The last remaining member of World War II’s Easy Company, the inspiration for HBO’s Band of Brothers, has passed away. Col. Edward Shames was the last living member of the U.S. Army’s Easy Company, 506th Parachute Infantry Regiment 101st Airborne Division. The unit was involved in many of the significant battles of the European theater and ended up cemented in the book by Stephen Ambrose and the later series adapted from their experience.
Shames “passed away peacefully at home,” according to his obituary from the Hollomon-Brown Funeral Home and Crematory in Norfolk, Virginia.

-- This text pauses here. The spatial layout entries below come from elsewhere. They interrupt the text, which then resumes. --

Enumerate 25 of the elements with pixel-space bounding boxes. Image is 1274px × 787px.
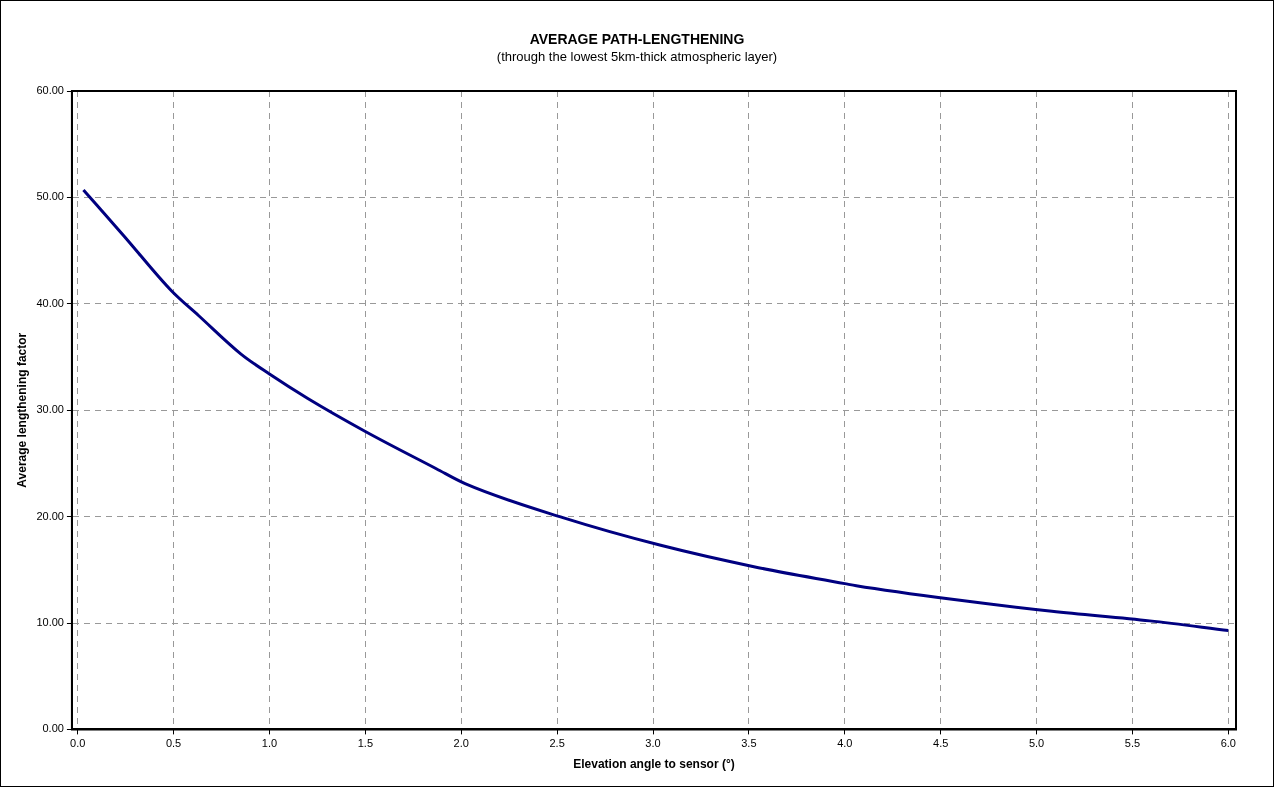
- x-tick-label: 3.0: [645, 737, 661, 750]
- y-tick-label: 30.00: [36, 403, 64, 416]
- x-tick-label: 1.5: [357, 737, 373, 750]
- line-series: [81, 188, 1230, 632]
- y-tick-label: 0.00: [42, 722, 64, 735]
- x-tick-label: 3.5: [741, 737, 757, 750]
- y-tick-label: 20.00: [36, 509, 64, 522]
- x-tick-label: 2.0: [453, 737, 469, 750]
- chart-subtitle: (through the lowest 5km-thick atmospheric layer): [495, 49, 779, 64]
- x-tick-label: 4.0: [837, 737, 853, 750]
- x-tick-label: 2.5: [549, 737, 565, 750]
- y-tick-label: 40.00: [36, 296, 64, 309]
- x-tick-label: 5.5: [1124, 737, 1141, 750]
- y-axis-title: Average lengthening factor: [14, 332, 29, 488]
- x-axis-title: Elevation angle to sensor (°): [573, 757, 735, 772]
- x-tick-label: 1.0: [261, 737, 278, 750]
- x-tick-label: 4.5: [933, 737, 949, 750]
- chart-title: AVERAGE PATH-LENGTHENING: [528, 31, 746, 47]
- y-tick-label: 50.00: [36, 190, 64, 203]
- x-tick-label: 0.0: [70, 737, 86, 750]
- y-tick-label: 60.00: [36, 84, 64, 97]
- x-tick-label: 5.0: [1028, 737, 1045, 750]
- x-tick-label: 6.0: [1220, 737, 1236, 750]
- x-tick-label: 0.5: [165, 737, 182, 750]
- y-tick-label: 10.00: [36, 616, 64, 629]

In the HBO mini-series, Shames was portrayed by Joseph May in the episode “The Breaking Point.” This chapter recounts the struggles in the Ardennes forest during the Battle of the Bulge.
The late Virginia native was drafted at 20 shortly after the Pearl Harbor attacks, and his first combat mission was part of the D-Day invasion of Normandy, parachuting behind enemy lines to gain a foothold in Europe against the Nazi forces.

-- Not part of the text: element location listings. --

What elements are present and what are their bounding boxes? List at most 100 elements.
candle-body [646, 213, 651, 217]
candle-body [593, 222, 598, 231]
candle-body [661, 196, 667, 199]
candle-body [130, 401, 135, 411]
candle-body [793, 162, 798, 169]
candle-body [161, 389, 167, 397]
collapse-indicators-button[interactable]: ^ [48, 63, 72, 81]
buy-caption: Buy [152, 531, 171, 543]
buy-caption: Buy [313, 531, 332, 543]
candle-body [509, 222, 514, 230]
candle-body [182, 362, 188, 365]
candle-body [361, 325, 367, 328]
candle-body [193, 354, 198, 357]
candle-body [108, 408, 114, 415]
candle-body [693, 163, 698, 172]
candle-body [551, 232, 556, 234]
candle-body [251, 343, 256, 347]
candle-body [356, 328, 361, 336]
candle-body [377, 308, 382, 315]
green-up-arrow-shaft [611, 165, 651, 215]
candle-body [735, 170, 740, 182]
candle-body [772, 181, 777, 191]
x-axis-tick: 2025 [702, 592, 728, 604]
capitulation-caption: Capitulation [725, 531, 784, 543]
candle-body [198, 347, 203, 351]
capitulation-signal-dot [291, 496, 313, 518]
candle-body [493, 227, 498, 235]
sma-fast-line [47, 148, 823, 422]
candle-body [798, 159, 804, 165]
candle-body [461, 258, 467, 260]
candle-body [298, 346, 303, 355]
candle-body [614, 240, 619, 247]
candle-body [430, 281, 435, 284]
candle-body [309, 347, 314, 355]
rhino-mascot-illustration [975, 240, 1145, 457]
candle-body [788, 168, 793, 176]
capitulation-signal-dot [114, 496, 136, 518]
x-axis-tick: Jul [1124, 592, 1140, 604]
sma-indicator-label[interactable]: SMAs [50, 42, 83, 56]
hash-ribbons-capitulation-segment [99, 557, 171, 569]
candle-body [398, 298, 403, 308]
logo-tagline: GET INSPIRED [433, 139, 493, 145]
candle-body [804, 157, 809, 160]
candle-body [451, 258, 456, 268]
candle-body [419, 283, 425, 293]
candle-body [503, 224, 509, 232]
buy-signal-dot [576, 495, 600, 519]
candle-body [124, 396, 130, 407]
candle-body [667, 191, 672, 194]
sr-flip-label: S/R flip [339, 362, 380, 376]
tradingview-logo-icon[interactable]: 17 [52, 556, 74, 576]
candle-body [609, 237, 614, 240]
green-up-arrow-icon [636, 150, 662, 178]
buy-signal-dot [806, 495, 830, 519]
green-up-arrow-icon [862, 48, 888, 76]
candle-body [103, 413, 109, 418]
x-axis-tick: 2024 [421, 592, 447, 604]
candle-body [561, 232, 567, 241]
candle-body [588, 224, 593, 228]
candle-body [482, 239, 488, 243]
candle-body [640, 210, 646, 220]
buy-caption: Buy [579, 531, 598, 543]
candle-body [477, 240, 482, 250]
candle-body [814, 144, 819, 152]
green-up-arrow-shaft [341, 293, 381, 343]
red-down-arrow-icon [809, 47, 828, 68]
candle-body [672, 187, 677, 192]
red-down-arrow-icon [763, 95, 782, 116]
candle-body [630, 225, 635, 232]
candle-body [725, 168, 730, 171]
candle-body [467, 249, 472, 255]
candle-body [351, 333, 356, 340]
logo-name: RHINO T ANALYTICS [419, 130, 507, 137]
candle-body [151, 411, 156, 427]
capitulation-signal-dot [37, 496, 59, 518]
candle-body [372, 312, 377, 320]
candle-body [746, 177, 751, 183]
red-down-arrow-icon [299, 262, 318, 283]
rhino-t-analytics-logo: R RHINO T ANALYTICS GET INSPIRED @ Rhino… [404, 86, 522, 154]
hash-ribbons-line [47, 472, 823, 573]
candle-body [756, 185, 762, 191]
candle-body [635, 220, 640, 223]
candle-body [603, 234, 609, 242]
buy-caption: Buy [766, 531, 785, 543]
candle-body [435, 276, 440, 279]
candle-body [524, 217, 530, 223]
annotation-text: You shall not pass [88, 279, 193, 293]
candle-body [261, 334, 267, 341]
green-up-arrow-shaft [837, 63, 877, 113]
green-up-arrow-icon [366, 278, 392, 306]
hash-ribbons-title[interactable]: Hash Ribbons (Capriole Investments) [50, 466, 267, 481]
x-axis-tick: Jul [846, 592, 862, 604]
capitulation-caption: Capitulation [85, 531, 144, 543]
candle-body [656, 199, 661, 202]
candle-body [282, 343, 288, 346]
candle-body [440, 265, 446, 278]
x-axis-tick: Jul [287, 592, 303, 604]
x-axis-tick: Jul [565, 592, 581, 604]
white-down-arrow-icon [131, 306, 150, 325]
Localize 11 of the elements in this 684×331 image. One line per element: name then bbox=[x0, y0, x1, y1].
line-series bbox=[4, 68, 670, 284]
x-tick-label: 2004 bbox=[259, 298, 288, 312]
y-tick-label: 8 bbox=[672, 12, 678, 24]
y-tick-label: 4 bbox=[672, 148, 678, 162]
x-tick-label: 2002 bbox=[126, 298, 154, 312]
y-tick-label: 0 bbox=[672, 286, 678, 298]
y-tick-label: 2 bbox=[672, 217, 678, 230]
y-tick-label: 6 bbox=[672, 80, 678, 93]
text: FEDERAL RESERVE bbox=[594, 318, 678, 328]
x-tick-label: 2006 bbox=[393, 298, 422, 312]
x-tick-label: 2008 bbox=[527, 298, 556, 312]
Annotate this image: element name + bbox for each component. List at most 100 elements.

His record includes taking part in Operation Market Garden, the Battle of the Bulge, and Operation Pegasus in the Netherlands. He reached lieutenant in 1944 and was remembered in his obituary as “a stubborn and very outspoken soldier who demanded the highest of standards from himself and his fellow soldiers,” according to HuffPost.
Shames also brought part of the world back with him, a memento with weight from when Easy Company had made broken through to Adolf Hitler’s Eagles Nest. There he found “a few bottles of cognanc, a label indicating they were ‘for the Fuhrer’s use only.’ Later, he would use the cognac to toast his oldest son’s Bar Mitzvah.” Shames was preceded by his wife Ida after 73 years of marriage.
Band of Brothers still lives on as one of the more accurate World War II tales in the media, alongside Saving Private Ryan. It premiered on HBO in 2001 and featured a slew of famous names that have become staples today, including Donnie Wahlberg, Damian Lewis, Tom Hardy, Michael Fassbender and many others.
It was followed by a mini-series titled The Pacific that aimed to tell a similar story through the setting of the Pacific Theater of the war.